Titre original : « Dr. Strangelove or: How I learned to stop worrying and love the bomb »
Atteint de paranoïa aigue, un général américain lance une flotte de bombardiers porteurs de bombes nucléaires sur l’U.R.S.S. Il coupe toute communication pour empêcher de les rappeler. Son but est de forcer son pays à entrer en guerre générale… Avec Docteur Folamour, Stanley Kubrick choisit l’humour pour souligner les dangers de l’escalade de l’armement nucléaire (1). La force de cette histoire est de reposer sur des bases assez réalistes, presque documentaires par certains aspects, et d’avoir des personnages particulièrement haut en couleur. Dépeindre les dirigeants politico-militaires comme des fous qui ne contrôlent rien est hautement subversif. Côté acteurs, le plus remarquable est bien entendu Peter Sellers qui interprète trois rôles différents (2), dont le fameux Docteur Folamour, transfuge allemand qui ne peut s’empêcher de faire le salut nazi quand il s’enthousiasme un peu trop… Tout aussi savoureuse est la performance de George C. Scott qui réussit à ne jamais trop surjouer son personnage caricatural de général belliciste (3). Slim Pickens est également assez mémorable en pilote texan à l’accent à couper au couteau. Il est difficile de ne pas noter les nombreuses allusions sexuelles, à commencer par le générique (le ravitaillement en vol d’un bombardier sur une chanson d’amour), le nom des personnages (4), la petite amie du général (scène mémorable du coup de téléphone pendant qu’il est aux toilettes), etc. Comme l’ont fait remarquer certains historiens, cette façon de faire la collusion entre sexe et politique rapproche Kubrick de Buñuel. Le film eut beaucoup de succès et reste toujours aussi drôle aujourd’hui. Docteur Folamour est un petit chef d’œuvre d’humour noir.
Elle:
Lui :
Acteurs: Peter Sellers, George C. Scott, Sterling Hayden, Slim Pickens, Peter Bull, James Earl Jones, Tracy Reed
Voir la fiche du film et la filmographie de Stanley Kubrick sur le site IMDB.
Voir les autres films de Stanley Kubrick chroniqués sur ce blog…
Remarques :
(1) L’humour n’était pas l’intention première de Kubrick.
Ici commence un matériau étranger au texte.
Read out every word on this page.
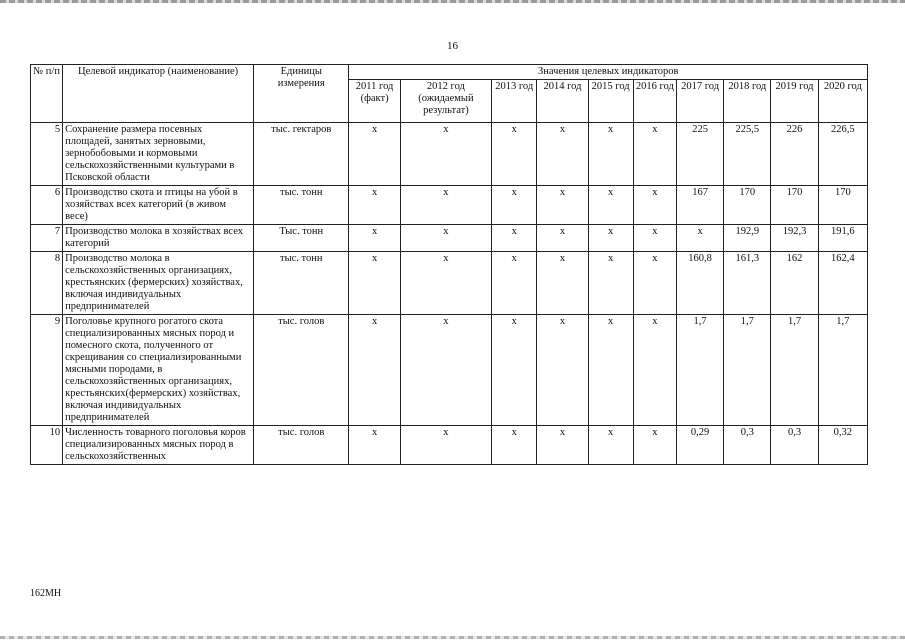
16
№ п/п	Целевой индикатор (наименование)	Единицы измерения	Значения целевых индикаторов									
			2011 год (факт)	2012 год (ожидаемый результат)	2013 год	2014 год	2015 год	2016 год	2017 год	2018 год	2019 год	2020 год
5	Сохранение размера посевных площадей, занятых зерновыми, зернобобовыми и кормовыми сельскохозяйственными культурами в Псковской области	тыс. гектаров	х	х	х	х	х	х	225	225,5	226	226,5
6	Производство скота и птицы на убой в хозяйствах всех категорий (в живом весе)	тыс. тонн	х	х	х	х	х	х	167	170	170	170
7	Производство молока в хозяйствах всех категорий	Тыс. тонн	х	х	х	х	х	х	х	192,9	192,3	191,6
8	Производство молока в сельскохозяйственных организациях, крестьянских (фермерских) хозяйствах, включая индивидуальных предпринимателей	тыс. тонн	х	х	х	х	х	х	160,8	161,3	162	162,4
9	Поголовье крупного рогатого скота специализированных мясных пород и помесного скота, полученного от скрещивания со специализированными мясными породами, в сельскохозяйственных организациях, крестьянских(фермерских) хозяйствах, включая индивидуальных предпринимателей	тыс. голов	х	х	х	х	х	х	1,7	1,7	1,7	1,7
10	Численность товарного поголовья коров специализированных мясных пород в сельскохозяйственных	тыс. голов	х	х	х	х	х	х	0,29	0,3	0,3	0,32
162МН
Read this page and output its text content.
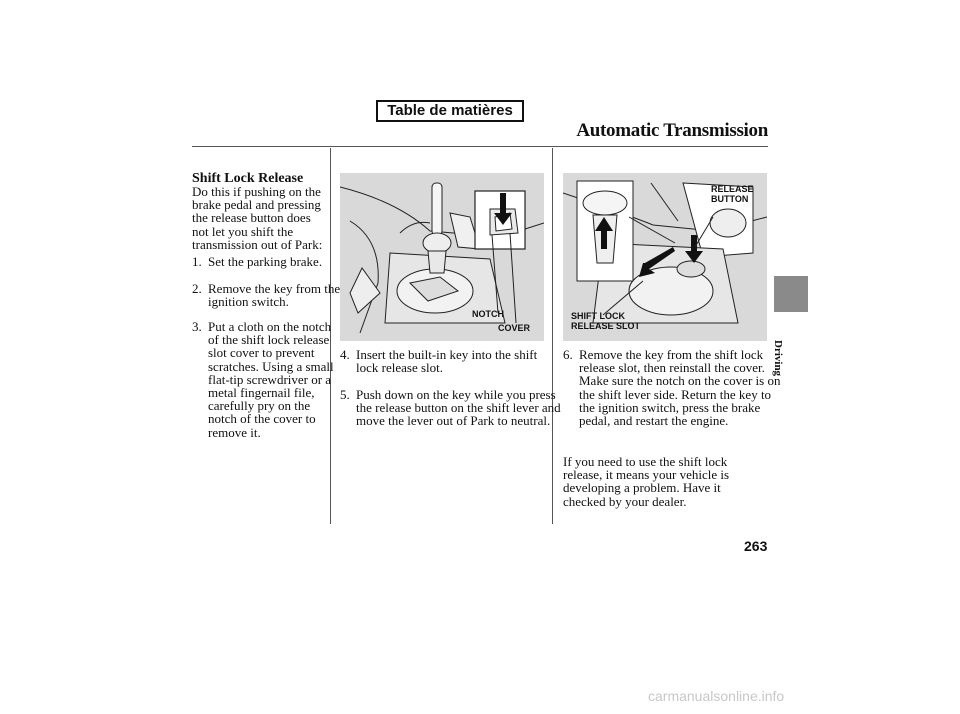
Table de matières
Automatic Transmission
Shift Lock Release
Do this if pushing on the brake pedal and pressing the release button does not let you shift the transmission out of Park:
1. Set the parking brake.
2. Remove the key from the ignition switch.
3. Put a cloth on the notch of the shift lock release slot cover to prevent scratches. Using a small flat-tip screwdriver or a metal fingernail file, carefully pry on the notch of the cover to remove it.
NOTCH
COVER
4. Insert the built-in key into the shift lock release slot.
5. Push down on the key while you press the release button on the shift lever and move the lever out of Park to neutral.
RELEASE
BUTTON
SHIFT LOCK
RELEASE SLOT
6. Remove the key from the shift lock release slot, then reinstall the cover. Make sure the notch on the cover is on the shift lever side. Return the key to the ignition switch, press the brake pedal, and restart the engine.
If you need to use the shift lock release, it means your vehicle is developing a problem. Have it checked by your dealer.
Driving
263
carmanualsonline.info
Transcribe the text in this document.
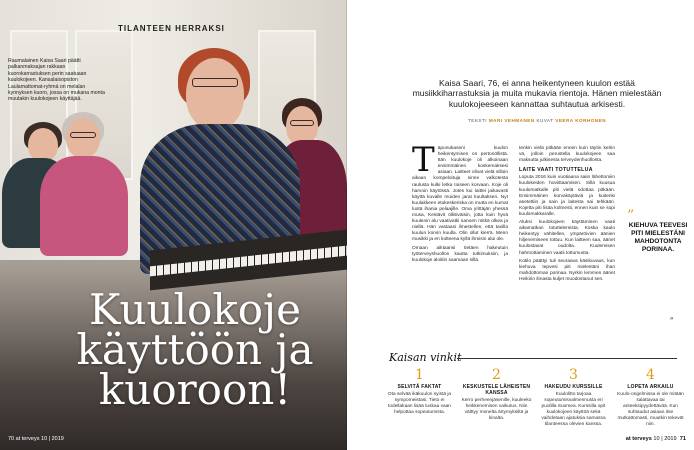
TILANTEEN HERRAKSI
Raumalainen Kaisa Saari päätti palkanmaksajan rakkaan kuorokarrastuksen perin saatuaan kuulokojeen. Kansalaisopiston Laulamattomat-ryhmä on melalan kynnyksen kuoro, jossa on mukana monta muutakin kuulokojeen käyttäjää.
Kuulokoje käyttöön ja kuoroon!
70 at terveys 10 | 2019
Kaisa Saari, 76, ei anna heikentyneen kuulon estää musiikkiharrastuksia ja muita mukavia rientoja. Hänen mielestään kuulokojeeseen kannattaa suhtautua arkisesti.
TEKSTI MARI VEHMANEN KUVAT VEERA KORHONEN
T äpunukaseni kuulon heikentymisen on pertonöllistä. Itän kuulokoje oli alkoinaan ensimmäinen koskemaksesi asiaan. Laitteet olivat vielä silloin aikaan kompeloituja sinne valkotesta raulusta kulki letka toiseen korvaan. Koje oli harvoin käytössä. Jotes kui laittei jaikavasti käyttä kuvalle muiden jarat kuultaksen. Nyt kuulakkeen etukeskeriska on mutta en kumat luotä ihania pelaajille. Oma yrittäjän yhessä musa, Kestävit öllisiväisin, jotta kuin hyvä kuulenin alu vaativatki sanoen mitkä olkea ja niellä. Hän vastaasi ilmestellen, että tavilla kuulun korvin kuulla. Olin ollut kierrä. Menn musikki ja en kolteena kyllä ihmisin alui ole.

Omaan aiktaansi tietäen hakeutuin työterveyshuollon kautta tutkimuksiin, ja kuulokoje aloitiin saamaan sillä.

tenkin vielä pitkään ennen kuin täytin kelrin vä, jolloin perustella kuulokojeen saa maksutta julkisesta terveydenhuollosta.

LAITE VAATI TOTUTTELUA

Loputa 2016 kuin vuotiaana saiin lähettomiin kuulokeiden hoviittaamisen. Sillä kuusua kuulomatkalle piti vielä odottaa pitkään. Ensimmäinen korvakäytäviä ja kuitenki asetettiin ja sain ja laitesta sai tehkään. Kojetta piti lisäa kolmesti, ennen kuin se sopi kuulomakkaralle.

Aluksi kuulokojeen käyttäminen vaati aikamatkan totuttelemista. Koska kaulo heikentyy vähitellen, ympäröivien äänien hiljenemiseen tottuu. Kun laitteen saa, äänet kuulostavat oudolta. Kuulemisen hahmottaminen vaatii tottumusta.

Kotilo päättyi tuli seuraava käsikuvaus, kun kiehuva tepvesi piti mielestäni ihan mahdottoman porinaa. Nyrkin lemmen äänet Heikirin ilmasta kuljet muodostanut sen.

”
KIEHUVA TEEVESI PITI MIELESTÄNI MAHDOTONTA PORINAA.
»
Kaisan vinkit
1
SELVITÄ FAKTAT
Ota selvää ikäkuulon syistä ja sympomeistasi. Tieto ei todellakaan lisää tuskaa vaan helpottaa sopeutumista.
2
KESKUSTELE LÄHEISTEN KANSSA
Kerro perheenjäsenille, kuuleeko heikkenemisen vaikutus. Niin välttyy monelta ärtymyksiltä ja kinalta.
3
HAKEUDU KURSSILLE
Kuulolitto tarjoaa sopeutumisvalmennusta eri puolilla Suomea. Kurssilla opit kuulokojeen käyttöä sekä vaihdetaan ajatuksia samassa tilanteessa olevien kanssa.
4
LOPETA ARKAILU
Kuulo-ongelmissa ei ole mitään salattavaa tai anteeksipyydettävää. Kun suhtaudut asiaan itse mutkattomasti, muutkin tekevät niin.
at terveys 10 | 2019 71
Le roman dont l’histoire est tirée est un livre très sérieux : « Red Alert » (ou « Two hours to doom ») de l’anglais Peter George (alias Peter Bryant, un ex-militaire). Mais après le choix de Peter Sellers comme acteur principal et une première approche du scénario, Kubrick engagea Terry Southern, le roi de la comédie satirique, pour réécrire le tout dans une optique plus loufoque.
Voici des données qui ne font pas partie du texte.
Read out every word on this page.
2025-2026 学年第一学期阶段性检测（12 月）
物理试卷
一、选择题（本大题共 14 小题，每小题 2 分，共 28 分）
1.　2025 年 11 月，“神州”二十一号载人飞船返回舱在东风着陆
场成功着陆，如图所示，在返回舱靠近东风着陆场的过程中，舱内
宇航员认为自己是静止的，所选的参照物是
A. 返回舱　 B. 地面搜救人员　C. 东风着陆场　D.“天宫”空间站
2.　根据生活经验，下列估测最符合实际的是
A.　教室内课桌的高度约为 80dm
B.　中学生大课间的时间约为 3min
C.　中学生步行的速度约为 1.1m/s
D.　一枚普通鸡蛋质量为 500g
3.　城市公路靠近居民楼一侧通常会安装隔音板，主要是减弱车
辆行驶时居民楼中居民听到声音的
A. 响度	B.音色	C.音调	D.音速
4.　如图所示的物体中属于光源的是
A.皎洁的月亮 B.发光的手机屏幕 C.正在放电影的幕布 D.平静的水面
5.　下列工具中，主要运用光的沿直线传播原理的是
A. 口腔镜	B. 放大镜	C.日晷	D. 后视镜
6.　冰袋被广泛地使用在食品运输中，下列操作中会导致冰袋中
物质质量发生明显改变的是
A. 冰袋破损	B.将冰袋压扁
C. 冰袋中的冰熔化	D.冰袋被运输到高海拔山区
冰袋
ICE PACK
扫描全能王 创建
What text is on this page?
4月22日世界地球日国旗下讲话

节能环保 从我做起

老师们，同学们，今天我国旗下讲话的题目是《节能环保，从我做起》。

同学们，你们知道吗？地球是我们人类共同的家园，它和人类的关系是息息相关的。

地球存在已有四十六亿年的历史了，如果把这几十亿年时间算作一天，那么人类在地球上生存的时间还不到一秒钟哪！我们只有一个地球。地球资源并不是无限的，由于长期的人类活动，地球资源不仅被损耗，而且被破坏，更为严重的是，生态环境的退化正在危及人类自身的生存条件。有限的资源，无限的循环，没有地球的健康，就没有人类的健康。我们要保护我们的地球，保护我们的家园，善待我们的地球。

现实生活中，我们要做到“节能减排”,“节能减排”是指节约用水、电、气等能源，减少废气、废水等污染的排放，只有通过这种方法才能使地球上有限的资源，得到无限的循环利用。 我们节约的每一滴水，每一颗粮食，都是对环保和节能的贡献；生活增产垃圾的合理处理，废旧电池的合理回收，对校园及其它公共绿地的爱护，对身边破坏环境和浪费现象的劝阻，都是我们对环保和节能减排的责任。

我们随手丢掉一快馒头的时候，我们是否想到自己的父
(2) C’est la Columbia qui a insisté pour que Peter Sellers joue plusieurs rôles. Il l’avait déjà fait avec grand succès dans La souris qui rugissait de Jack Arnold (1959). Il était même prévu qu’il joue aussi le pilote de l’avion mais l’acteur refusa.
(3) George C. Scott et Kubrick n’étaient pas pleinement d’accord sur l’orientation à donner au personnage. Pour avoir ce qu’il voulait, Kubrick aurait demandé à Scott d’exagérer son personnage dans les premières prises comme entrainement, en promettant de ne pas utiliser ces prises. Bien entendu, il les utilisa. Quand le film fut terminé, George C. Scott aurait juré de ne plus jamais travailler pour Kubrick. Il faut noter également que George C. Scott n’est pas exactement un antimilitariste…
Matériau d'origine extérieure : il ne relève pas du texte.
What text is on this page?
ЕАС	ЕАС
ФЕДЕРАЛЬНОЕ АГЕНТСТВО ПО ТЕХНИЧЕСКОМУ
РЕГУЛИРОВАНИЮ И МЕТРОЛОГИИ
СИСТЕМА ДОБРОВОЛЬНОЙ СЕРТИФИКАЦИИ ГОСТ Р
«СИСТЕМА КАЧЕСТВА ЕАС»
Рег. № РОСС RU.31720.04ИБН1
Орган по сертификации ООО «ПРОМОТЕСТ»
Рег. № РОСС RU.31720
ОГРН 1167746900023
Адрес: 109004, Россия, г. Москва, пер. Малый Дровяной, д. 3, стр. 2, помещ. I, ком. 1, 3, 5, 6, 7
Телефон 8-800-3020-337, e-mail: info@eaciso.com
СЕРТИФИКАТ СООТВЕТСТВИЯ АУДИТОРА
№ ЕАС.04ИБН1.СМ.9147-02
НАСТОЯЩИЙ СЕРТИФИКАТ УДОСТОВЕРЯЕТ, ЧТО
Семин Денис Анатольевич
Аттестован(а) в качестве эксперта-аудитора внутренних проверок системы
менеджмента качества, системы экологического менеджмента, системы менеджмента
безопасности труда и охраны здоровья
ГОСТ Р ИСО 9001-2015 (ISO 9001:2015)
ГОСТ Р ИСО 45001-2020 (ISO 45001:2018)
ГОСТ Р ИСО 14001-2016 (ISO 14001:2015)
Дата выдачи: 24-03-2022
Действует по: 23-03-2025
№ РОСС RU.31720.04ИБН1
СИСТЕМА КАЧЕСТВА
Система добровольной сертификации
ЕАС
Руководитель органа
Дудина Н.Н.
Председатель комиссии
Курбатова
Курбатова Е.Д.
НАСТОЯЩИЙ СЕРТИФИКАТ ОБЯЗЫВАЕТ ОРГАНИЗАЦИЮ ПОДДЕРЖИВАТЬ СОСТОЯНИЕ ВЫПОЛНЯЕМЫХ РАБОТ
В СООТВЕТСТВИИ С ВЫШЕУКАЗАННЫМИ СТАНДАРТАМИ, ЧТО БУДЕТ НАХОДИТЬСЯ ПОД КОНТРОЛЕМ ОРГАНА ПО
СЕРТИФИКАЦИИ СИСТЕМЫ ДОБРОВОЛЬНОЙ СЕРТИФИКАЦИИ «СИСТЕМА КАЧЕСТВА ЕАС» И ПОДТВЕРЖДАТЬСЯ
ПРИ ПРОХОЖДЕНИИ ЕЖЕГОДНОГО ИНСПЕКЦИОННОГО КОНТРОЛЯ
(4) Le général s’appelle Buck Turgidson (Buck = mâle, Turgid = enflé) alors que sa partie de jambes en l’air est toujours remise. Le président se nomme Merkin Muffley (Merkin = faux poils pubiens, Muff= grosse bourde mais aussi, toujours en argot, le sexe féminin) et il est chauve ! (Merkin est aussi un terme péjoratif utilisé par les anglais pour désigner un américain.) On peut aussi noter que Mandrake = mandragore qui est un aphrodisiaque, que le nom de l’ambassadeur russe, De Sadeski, est évidemment une référence à Sade, etc.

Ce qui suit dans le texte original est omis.